In den tropischen Dschungel​​​​​​​
Im Süden Thailands treffe ich im Dschungel fernab von Zeitungständern der weltbekannten Strände auf Riesenschlangen und auf Moped montierte Supermärkte. Das angrenzende Malaysia durchquere ich von Fischerdorf zu Fischerdorf und kämpfe mit der Verkehrslawine im Großstadtdschungel. Um von Malaysia in den Norden Indonesiens zu kommen, nehme ich ein Boot, auf das mein Rad gerade noch hinaufpasst. Die Reise endet schließlich in Singapur. Dort ist alles anders.
Die Hitze
Schon am frühen Morgen sind 40 Grad Hitze im Schatten erreicht. Sie werden mich die nächste Woche zehn bis zwölf Stunden am Tag begleiten. Nur in der Nacht kühlt es auf 35 Grad ab. Die manchmal vorhandenen Klimaanlagen scheue ich wie der Teufel das Weihwasser. Wieder zu Hause angekommen, lese ich von einer ungewöhnlichen Hitzewelle in Südostasien. 
Obwohl ich über 10 Liter trinke, dehydriere ich am ersten Tag bereits nach wenigen Stunden. Auch esse ich zu wenig. Durch den besonders hohen Kalorienbedarf zur Kühlung sollte man bei großer Hitze am Rad besonders viel essen. Appetit hat man gar keinen und Geschäfte, um etwas zu kaufen, gibt es im Dschungel keine. Bald kommen starke Krämpfe und ordentliche Kreislaufprobleme. Am Rad geht es noch einigermaßen, nur absteigen darf ich nicht. Mein Körper kommt direkt aus dem heimischen Winter und ist noch nicht an die notwendige Kühlleistung, an das Aufnehmen von viel Flüssigkeit gewöhnt.
Irgendwann und irgendwie erreiche ich das bestellte Quartier. Nur habe ich es leider für übermorgen bestellt. Die Chefin zeigt Verständnis, gibt mir ein Zimmer und empfiehlt die einzige nahegelegene Essensmöglichkeit. Als ich dort ankomme, stehe ich vor geschlossenen Türen. Ich klopfe, die moslemische Familie erkennt meinen Zustand, öffnet die von mir als himmlisch empfundene Pforte und kocht ein wunderbares Abendessen. 

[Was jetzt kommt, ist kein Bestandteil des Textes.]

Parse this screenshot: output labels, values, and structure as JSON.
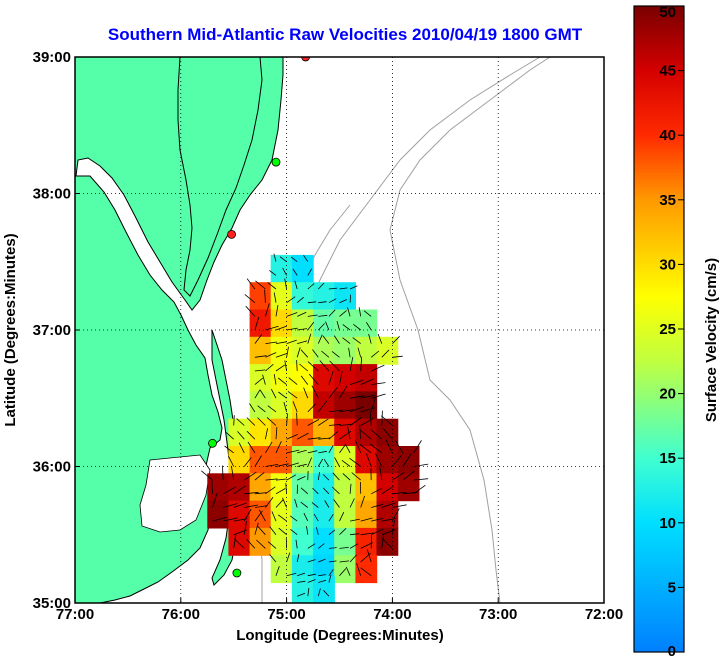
{
  "chart_data": {
    "type": "heatmap",
    "title": "Southern Mid-Atlantic Raw Velocities 2010/04/19 1800 GMT",
    "xlabel": "Longitude (Degrees:Minutes)",
    "ylabel": "Latitude (Degrees:Minutes)",
    "xlim": [
      -77,
      -72
    ],
    "ylim": [
      35,
      39
    ],
    "x_ticks": [
      {
        "value": -77,
        "label": "77:00"
      },
      {
        "value": -76,
        "label": "76:00"
      },
      {
        "value": -75,
        "label": "75:00"
      },
      {
        "value": -74,
        "label": "74:00"
      },
      {
        "value": -73,
        "label": "73:00"
      },
      {
        "value": -72,
        "label": "72:00"
      }
    ],
    "y_ticks": [
      {
        "value": 39,
        "label": "39:00"
      },
      {
        "value": 38,
        "label": "38:00"
      },
      {
        "value": 37,
        "label": "37:00"
      },
      {
        "value": 36,
        "label": "36:00"
      },
      {
        "value": 35,
        "label": "35:00"
      }
    ],
    "grid": true,
    "colorbar": {
      "label": "Surface Velocity (cm/s)",
      "range": [
        0,
        50
      ],
      "ticks": [
        "0",
        "5",
        "10",
        "15",
        "20",
        "25",
        "30",
        "35",
        "40",
        "45",
        "50"
      ]
    },
    "colors": {
      "land": "#55ffaa",
      "coast": "#000000",
      "bathymetry": "#a0a0a0",
      "title": "#0000ff",
      "site_active": "#00ff00",
      "site_inactive": "#ff2020"
    },
    "sites": [
      {
        "lon": -74.82,
        "lat": 39.0,
        "status": "inactive"
      },
      {
        "lon": -75.1,
        "lat": 38.23,
        "status": "active"
      },
      {
        "lon": -75.52,
        "lat": 37.7,
        "status": "inactive"
      },
      {
        "lon": -75.7,
        "lat": 36.17,
        "status": "active"
      },
      {
        "lon": -75.47,
        "lat": 35.22,
        "status": "active"
      }
    ],
    "velocity_grid": {
      "lon": [
        -75.85,
        -75.65,
        -75.45,
        -75.25,
        -75.05,
        -74.85,
        -74.65,
        -74.45,
        -74.25,
        -74.05,
        -73.85
      ],
      "lat": [
        37.45,
        37.25,
        37.05,
        36.85,
        36.65,
        36.45,
        36.25,
        36.05,
        35.85,
        35.65,
        35.45,
        35.25,
        35.1
      ],
      "speed_cm_s": [
        [
          null,
          null,
          null,
          null,
          13,
          10,
          null,
          null,
          null,
          null,
          null
        ],
        [
          null,
          null,
          null,
          39,
          25,
          14,
          13,
          11,
          null,
          null,
          null
        ],
        [
          null,
          null,
          null,
          42,
          30,
          22,
          17,
          18,
          18,
          null,
          null
        ],
        [
          null,
          null,
          null,
          32,
          26,
          24,
          21,
          20,
          22,
          24,
          null
        ],
        [
          null,
          null,
          null,
          24,
          26,
          27,
          44,
          45,
          46,
          null,
          null
        ],
        [
          null,
          null,
          null,
          22,
          24,
          30,
          46,
          48,
          50,
          null,
          null
        ],
        [
          null,
          null,
          24,
          29,
          34,
          38,
          33,
          44,
          47,
          49,
          null
        ],
        [
          null,
          null,
          30,
          38,
          38,
          21,
          15,
          24,
          44,
          48,
          49
        ],
        [
          null,
          48,
          47,
          34,
          26,
          17,
          12,
          22,
          32,
          45,
          48
        ],
        [
          null,
          49,
          44,
          38,
          25,
          16,
          12,
          22,
          34,
          47,
          null
        ],
        [
          null,
          null,
          44,
          35,
          24,
          15,
          10,
          18,
          41,
          49,
          null
        ],
        [
          null,
          null,
          null,
          null,
          22,
          12,
          9,
          20,
          40,
          null,
          null
        ],
        [
          null,
          null,
          null,
          null,
          null,
          13,
          11,
          null,
          null,
          null,
          null
        ]
      ]
    }
  }
}
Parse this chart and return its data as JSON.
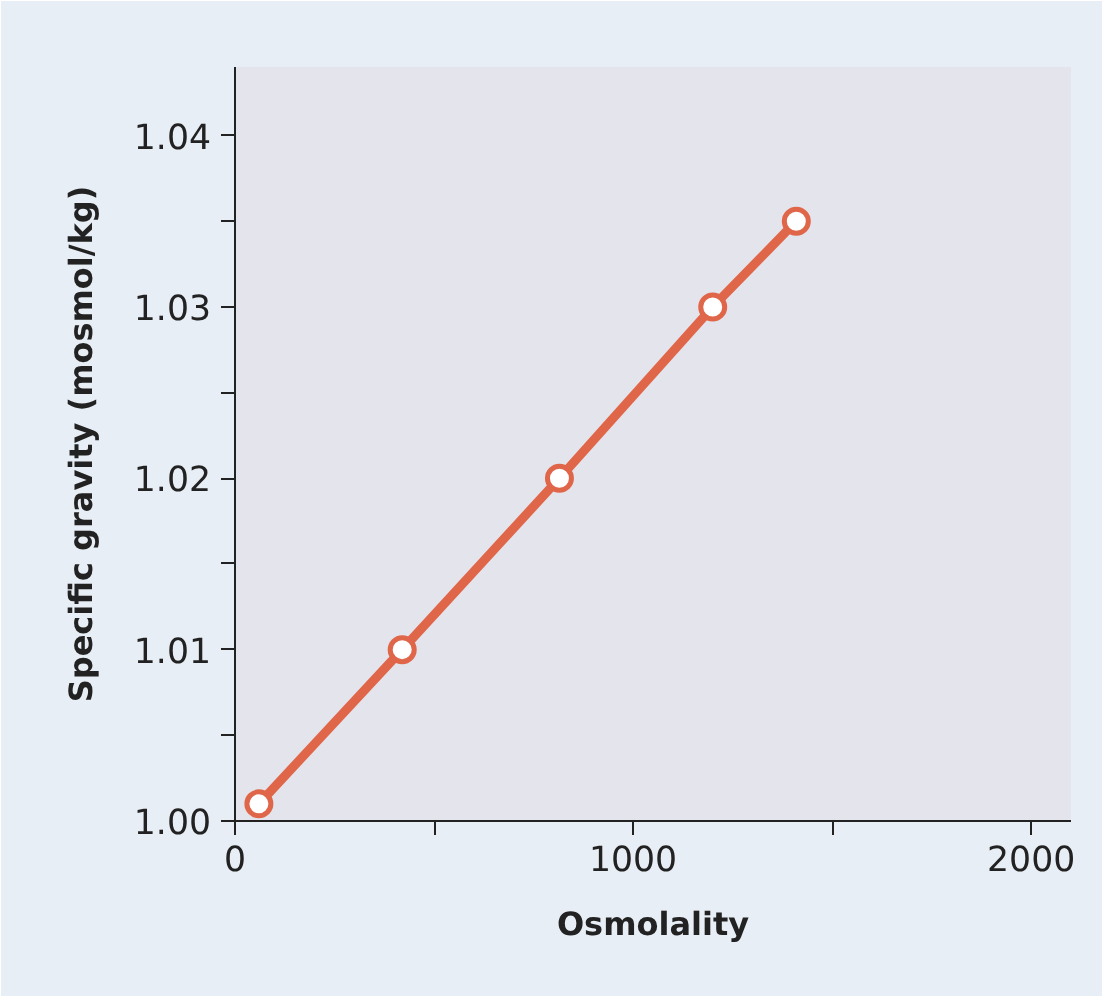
{
  "chart_data": {
    "type": "line",
    "xlabel": "Osmolality",
    "ylabel": "Specific gravity (mosmol/kg)",
    "x": [
      60,
      420,
      815,
      1200,
      1410
    ],
    "series": [
      {
        "color": "#e0664a",
        "values": [
          1.001,
          1.01,
          1.02,
          1.03,
          1.035
        ]
      }
    ],
    "xlim": [
      0,
      2100
    ],
    "ylim": [
      1.0,
      1.044
    ],
    "xticks": [
      0,
      {
        "value": 500,
        "label": null
      },
      1000,
      {
        "value": 1500,
        "label": null
      },
      2000
    ],
    "yticks": [
      {
        "value": 1.0,
        "label": "1.00"
      },
      {
        "value": 1.005,
        "label": null
      },
      {
        "value": 1.01,
        "label": "1.01"
      },
      {
        "value": 1.015,
        "label": null
      },
      {
        "value": 1.02,
        "label": "1.02"
      },
      {
        "value": 1.025,
        "label": null
      },
      {
        "value": 1.03,
        "label": "1.03"
      },
      {
        "value": 1.035,
        "label": null
      },
      {
        "value": 1.04,
        "label": "1.04"
      }
    ],
    "marker": "circle",
    "line_style": "solid",
    "grid": false
  }
}
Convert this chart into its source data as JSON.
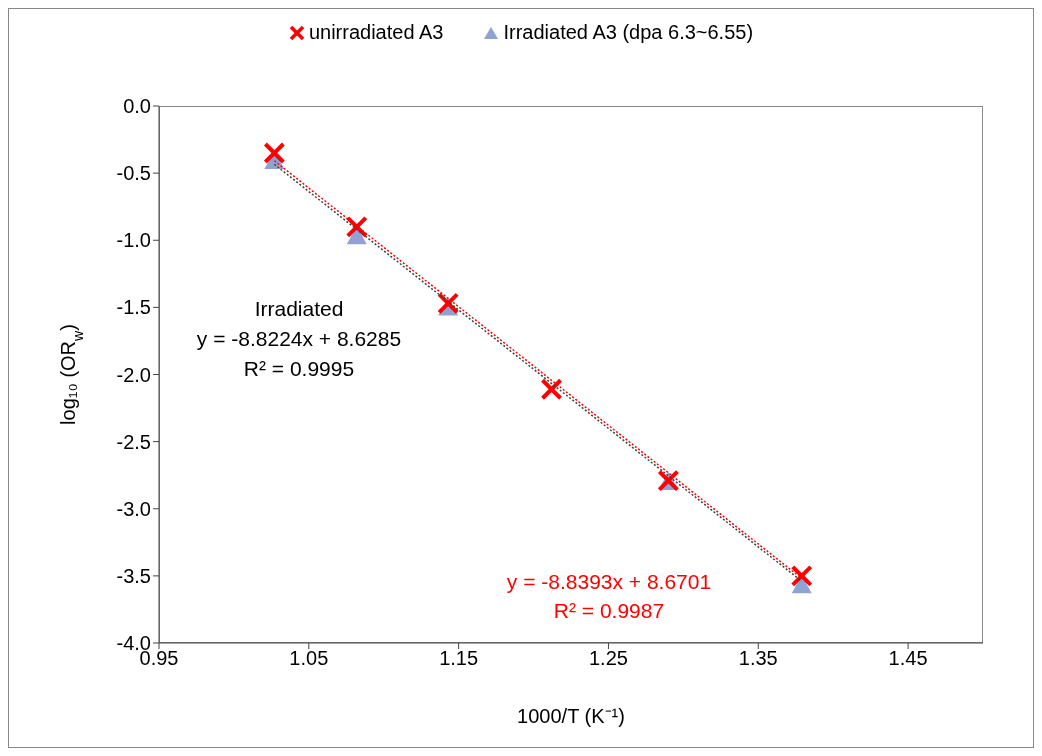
{
  "chart_data": {
    "type": "scatter",
    "xlabel": "1000/T (K⁻¹)",
    "ylabel": "log₁₀ (OR$_{w}$)",
    "xlim": [
      0.95,
      1.5
    ],
    "xticks": [
      0.95,
      1.05,
      1.15,
      1.25,
      1.35,
      1.45
    ],
    "ylim": [
      -4.0,
      0.0
    ],
    "yticks": [
      {
        "value": -4.0,
        "label": "-4.0"
      },
      {
        "value": -3.5,
        "label": "-3.5"
      },
      {
        "value": -3.0,
        "label": "-3.0"
      },
      {
        "value": -2.5,
        "label": "-2.5"
      },
      {
        "value": -2.0,
        "label": "-2.0"
      },
      {
        "value": -1.5,
        "label": "-1.5"
      },
      {
        "value": -1.0,
        "label": "-1.0"
      },
      {
        "value": -0.5,
        "label": "-0.5"
      },
      {
        "value": 0.0,
        "label": "0.0"
      }
    ],
    "grid": false,
    "legend": "top",
    "series": [
      {
        "name": "unirradiated A3",
        "color": "#ff0000",
        "marker": "cross",
        "x": [
          1.027,
          1.082,
          1.143,
          1.212,
          1.29,
          1.379
        ],
        "values": [
          -0.35,
          -0.9,
          -1.47,
          -2.11,
          -2.79,
          -3.5
        ]
      },
      {
        "name": "Irradiated A3 (dpa 6.3~6.55)",
        "color": "#8fa2d4",
        "marker": "triangle",
        "x": [
          1.027,
          1.082,
          1.143,
          1.29,
          1.379
        ],
        "values": [
          -0.41,
          -0.97,
          -1.5,
          -2.8,
          -3.57
        ]
      },
      {
        "type": "line",
        "color": "#ff0000",
        "line_style": "dotted",
        "marker": "none",
        "x": [
          1.027,
          1.379
        ],
        "values": [
          -0.408,
          -3.519
        ]
      },
      {
        "type": "line",
        "color": "#404040",
        "line_style": "dotted",
        "marker": "none",
        "x": [
          1.027,
          1.379
        ],
        "values": [
          -0.434,
          -3.54
        ]
      }
    ],
    "annotations": [
      "Irradiated",
      "y = -8.8224x + 8.6285",
      "R² = 0.9995",
      "y = -8.8393x + 8.6701",
      "R² = 0.9987"
    ]
  }
}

Am Tag hat es meist über 40, in der Nacht kühlt es auf angenehme 35 Grad ab.

Schon am ersten Tag trinke ich über 10 Liter. Frisch aus dem Winter kommend, hat sich der Stoffwechsel allerdings noch nicht angepasst und schwitzt das Meiste gleich wieder hinaus. 

Nach einigen Tagen fahre ich möglichst lange vor Sonnenaufgang. Das macht die Hitze erträglicher. Wenn sich die Sonne zeigt, umschwirren mich Tausende von Insekten, besonders wenn ich sumpfige Reisfelder durchquere. Da denke ich schon an Malaria und Dengue.

Zeigt sich eine Rötung, dann leistet auch einmal dass Unterhemd als Sonnenschutz gute Dienste.

Im Dschungel bin ich immer. Entweder alleine mit Riesenschlangen oder eingeklemmt in der Blechlawine.

In der Hitze isst der Rennradfahrer Huhn. Auch wenn er Vegetarier ist. So wie hier die Hühnsuppe an einer Straßenküche in Malaysia. 

Herzen und Hände
Die Menschen, die ich bei meinen Reisen kennenlerne, heißen mich immer besonders herzlich willkommen. Sie sehen mich nicht als reichen Touristen, sondern als Gast, der sich all die Mühen für ihr Land antut. Gerade wenn ich alleine reise, bin ich besonders auf ihre Hilfe angewiesen.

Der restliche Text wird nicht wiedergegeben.